Isso deu um “click” no Betto. Ele não havia esquecido que era da Maré, não teria como esquecer, pois desde a faculdade ele convivia com pessoas que vinham de realidades mais privilegiadas. Mas até então, para ele, não era uma bandeira que queria levantar: “Eu não queria me vitimizar. Porque tem tudo aquilo que vem por trás quando você fala que é da Maré”. No entanto, se ele era “o estilista da Maré”, o que começou a fazer sentido para ele foi levar sua produção e sua criatividade para a Maré. Foi quando decidiu abrir o ateliê lá, na Rua 10.

“Eu lembro quando aqui na frente era um canal mesmo, tinha barquinho, e eu lembro que eu catava conchinha até a Praia do Fundão, não havia essas casas, o Fogo Cruzado… eu cresci nessa lembrança”.

Betto Gomes, estilista natural da Vila do João

Desde então, as suas coleções de verão falam sobre a Maré. A primeira, em 2022 (verão de 2023), chamava-se apenas Maré, e referenciava o tempo das palafitas, os manguezais, caranguejos, o lúdico das primeiras décadas da favela. Na mais recente, Maré de Peixe, o peixe e os pescadores são os temas centrais. Tudo isso faz parte da história do Betto: seu pai, paraibano, chegou na Maré e construiu seu primeiro barraco na Nova Holanda com caixas de transporte de bacalhau, pois trabalhava no porto do Rio.

Para essa coleção, o time do Betto foi até a colônia de pescadores da Kelson’s, conversou com os pescadores, ele desenhou as roupas a partir dessa inspiração e a equipe confeccionou. A Kelson’s foi, também, um dos cenários das fotos oficiais (o editorial) da coleção, assim como o CEASA, onde o peixe é comercializado. Em meio à beleza das peças, já reproduzidas em revistas como a estadunidense Style Cruze e a holandesa Selin Magazine, Betto também considera a coleção uma denúncia socioambiental sobre uma colônia de pescadores que resiste em meio à poluição e à precariedade. Tendo se tornado há alguns meses conselheiro da Associação Comercial do Rio de Janeiro (ACRJ), ele ainda pretende levar as demandas dos pescadores para autoridades que possam promover melhorias nos espaços de trabalho desses pescadores.

Fotos oficiais da coleção foram tiradas na Kelson’s. Foto: Dom Barriolo.
O vestido que remete a uma rede de pesca foi vestido pela influencer Manuela Ornelas para as fotos oficiais. Foto: Raysa Castro.
Uma das peças de Maré de Peixe é o vestido de noiva que referencia Iemanjá. Foto: Raysa Castro.

Ateliê sustentável

Betto Gomes considera seu espaço o primeiro ateliê sustentável de moda da Maré. Não apenas porque compra os tecidos excedentes de outras marcas, mas também porque não joga seu próprio excedente no lixo, enviando para cooperativas. Considera sua marca slow fashion, justamente por não ter um processo de produção industrial que fabrica centenas ou milhares de uma mesma peça. Na verdade, é só uma ou algumas daquele design, e geralmente com uma modelagem ampla e agênero (as peças não definem o sexo de quem irá usá-las).
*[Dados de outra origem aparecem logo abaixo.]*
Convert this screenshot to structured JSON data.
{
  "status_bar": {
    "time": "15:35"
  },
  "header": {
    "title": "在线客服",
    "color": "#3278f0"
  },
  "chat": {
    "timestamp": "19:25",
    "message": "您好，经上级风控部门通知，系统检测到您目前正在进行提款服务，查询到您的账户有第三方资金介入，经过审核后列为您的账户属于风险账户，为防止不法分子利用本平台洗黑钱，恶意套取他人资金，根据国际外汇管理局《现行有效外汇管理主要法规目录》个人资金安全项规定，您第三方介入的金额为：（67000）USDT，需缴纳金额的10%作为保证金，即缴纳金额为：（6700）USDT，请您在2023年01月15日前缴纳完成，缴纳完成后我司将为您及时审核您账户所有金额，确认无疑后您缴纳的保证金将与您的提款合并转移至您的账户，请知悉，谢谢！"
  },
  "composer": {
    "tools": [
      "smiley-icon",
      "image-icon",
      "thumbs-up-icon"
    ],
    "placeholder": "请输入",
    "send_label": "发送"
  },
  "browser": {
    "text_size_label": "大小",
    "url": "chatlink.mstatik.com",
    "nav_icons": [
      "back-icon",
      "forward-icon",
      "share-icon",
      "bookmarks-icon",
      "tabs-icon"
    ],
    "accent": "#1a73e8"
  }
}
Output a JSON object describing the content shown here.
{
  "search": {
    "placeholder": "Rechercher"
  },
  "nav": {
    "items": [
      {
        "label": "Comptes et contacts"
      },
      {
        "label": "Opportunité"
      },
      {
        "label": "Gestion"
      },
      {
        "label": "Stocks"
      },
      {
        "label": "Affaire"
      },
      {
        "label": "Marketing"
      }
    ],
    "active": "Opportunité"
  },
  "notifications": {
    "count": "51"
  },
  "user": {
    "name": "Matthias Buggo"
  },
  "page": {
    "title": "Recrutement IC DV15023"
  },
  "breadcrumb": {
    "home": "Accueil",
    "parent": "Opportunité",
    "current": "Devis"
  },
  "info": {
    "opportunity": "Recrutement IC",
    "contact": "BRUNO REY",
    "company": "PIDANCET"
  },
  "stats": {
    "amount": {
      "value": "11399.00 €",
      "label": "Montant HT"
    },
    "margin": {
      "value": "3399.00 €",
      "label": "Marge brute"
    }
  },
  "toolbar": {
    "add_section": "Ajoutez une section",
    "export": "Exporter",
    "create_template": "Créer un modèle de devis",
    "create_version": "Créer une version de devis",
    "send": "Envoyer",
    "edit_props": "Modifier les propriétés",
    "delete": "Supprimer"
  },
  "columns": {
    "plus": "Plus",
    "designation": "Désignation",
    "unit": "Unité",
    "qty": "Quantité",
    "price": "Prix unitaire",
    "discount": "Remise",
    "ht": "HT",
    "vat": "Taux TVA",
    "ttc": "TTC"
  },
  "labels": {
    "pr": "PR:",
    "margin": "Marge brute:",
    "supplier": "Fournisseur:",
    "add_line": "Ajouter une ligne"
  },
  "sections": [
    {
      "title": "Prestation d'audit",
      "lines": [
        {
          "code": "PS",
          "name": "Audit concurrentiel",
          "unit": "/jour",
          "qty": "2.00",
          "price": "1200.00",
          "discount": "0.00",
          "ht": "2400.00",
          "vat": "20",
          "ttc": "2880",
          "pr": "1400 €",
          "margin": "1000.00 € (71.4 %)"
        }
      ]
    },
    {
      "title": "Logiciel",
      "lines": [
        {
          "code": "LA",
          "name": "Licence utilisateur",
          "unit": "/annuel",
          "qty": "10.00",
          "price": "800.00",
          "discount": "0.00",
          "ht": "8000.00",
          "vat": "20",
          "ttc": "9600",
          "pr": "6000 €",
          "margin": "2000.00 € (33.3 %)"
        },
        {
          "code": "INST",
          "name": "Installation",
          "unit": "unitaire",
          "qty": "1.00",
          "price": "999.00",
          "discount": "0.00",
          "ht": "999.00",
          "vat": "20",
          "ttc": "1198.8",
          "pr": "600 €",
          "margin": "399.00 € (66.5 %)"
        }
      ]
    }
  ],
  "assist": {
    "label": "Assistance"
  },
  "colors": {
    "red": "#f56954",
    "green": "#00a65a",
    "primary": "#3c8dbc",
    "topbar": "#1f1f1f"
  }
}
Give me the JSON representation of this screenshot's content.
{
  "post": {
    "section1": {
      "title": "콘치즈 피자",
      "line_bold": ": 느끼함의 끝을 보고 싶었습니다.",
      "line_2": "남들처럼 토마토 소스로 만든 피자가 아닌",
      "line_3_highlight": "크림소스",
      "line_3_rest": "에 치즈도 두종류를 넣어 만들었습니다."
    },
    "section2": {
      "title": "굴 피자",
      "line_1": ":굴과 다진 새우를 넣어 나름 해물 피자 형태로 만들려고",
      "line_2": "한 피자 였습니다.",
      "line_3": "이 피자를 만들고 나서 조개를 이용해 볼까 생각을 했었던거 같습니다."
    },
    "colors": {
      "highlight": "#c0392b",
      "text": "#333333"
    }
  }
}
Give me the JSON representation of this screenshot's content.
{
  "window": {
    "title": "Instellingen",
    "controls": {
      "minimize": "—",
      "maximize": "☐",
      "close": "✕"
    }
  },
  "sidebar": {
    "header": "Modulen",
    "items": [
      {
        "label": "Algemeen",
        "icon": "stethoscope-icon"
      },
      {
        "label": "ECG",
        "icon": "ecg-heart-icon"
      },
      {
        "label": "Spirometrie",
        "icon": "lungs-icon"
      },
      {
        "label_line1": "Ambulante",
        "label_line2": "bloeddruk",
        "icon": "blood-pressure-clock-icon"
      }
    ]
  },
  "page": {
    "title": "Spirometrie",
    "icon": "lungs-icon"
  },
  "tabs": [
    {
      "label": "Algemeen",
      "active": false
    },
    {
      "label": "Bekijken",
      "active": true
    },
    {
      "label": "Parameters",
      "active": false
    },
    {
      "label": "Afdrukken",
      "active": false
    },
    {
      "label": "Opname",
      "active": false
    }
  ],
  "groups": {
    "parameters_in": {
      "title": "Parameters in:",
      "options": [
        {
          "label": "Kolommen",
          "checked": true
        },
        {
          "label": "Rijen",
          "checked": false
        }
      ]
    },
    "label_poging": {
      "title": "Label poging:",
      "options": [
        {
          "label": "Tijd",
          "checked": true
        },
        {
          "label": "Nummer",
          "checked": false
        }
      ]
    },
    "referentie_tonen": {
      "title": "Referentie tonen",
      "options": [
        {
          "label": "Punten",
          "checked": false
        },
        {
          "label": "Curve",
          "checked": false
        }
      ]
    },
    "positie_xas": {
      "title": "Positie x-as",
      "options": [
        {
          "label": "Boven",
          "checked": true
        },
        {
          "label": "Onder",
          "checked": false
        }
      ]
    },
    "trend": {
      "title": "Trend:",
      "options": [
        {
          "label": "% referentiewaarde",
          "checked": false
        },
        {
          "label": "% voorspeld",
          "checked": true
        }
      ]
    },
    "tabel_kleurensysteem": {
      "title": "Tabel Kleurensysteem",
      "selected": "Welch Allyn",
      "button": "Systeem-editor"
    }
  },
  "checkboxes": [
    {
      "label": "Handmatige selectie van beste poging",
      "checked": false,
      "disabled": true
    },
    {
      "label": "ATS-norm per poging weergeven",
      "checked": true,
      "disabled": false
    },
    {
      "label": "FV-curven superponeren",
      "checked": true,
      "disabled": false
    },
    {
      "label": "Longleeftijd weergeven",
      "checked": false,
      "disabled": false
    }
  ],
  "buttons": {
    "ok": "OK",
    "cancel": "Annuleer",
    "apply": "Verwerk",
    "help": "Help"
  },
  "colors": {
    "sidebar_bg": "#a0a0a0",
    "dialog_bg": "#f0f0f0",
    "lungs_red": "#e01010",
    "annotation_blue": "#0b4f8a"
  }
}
Hoje, o trabalho de Betto pode ser acompanhado no Instagram (@bettogomesoficial) e algumas de suas peças podem ser encontradas à venda na Mô Colab na Av. Nossa Sra. de Copacabana, 300, loja B, em Copacabana, e também na loja do Coletivo Fênix na Rua Pascoal Carlos Magno, 100, Santa Teresa. O showroom do Betto, onde ele recebe clientes, fica no centro do Rio: rua Buenos Aires, 93, sala 715.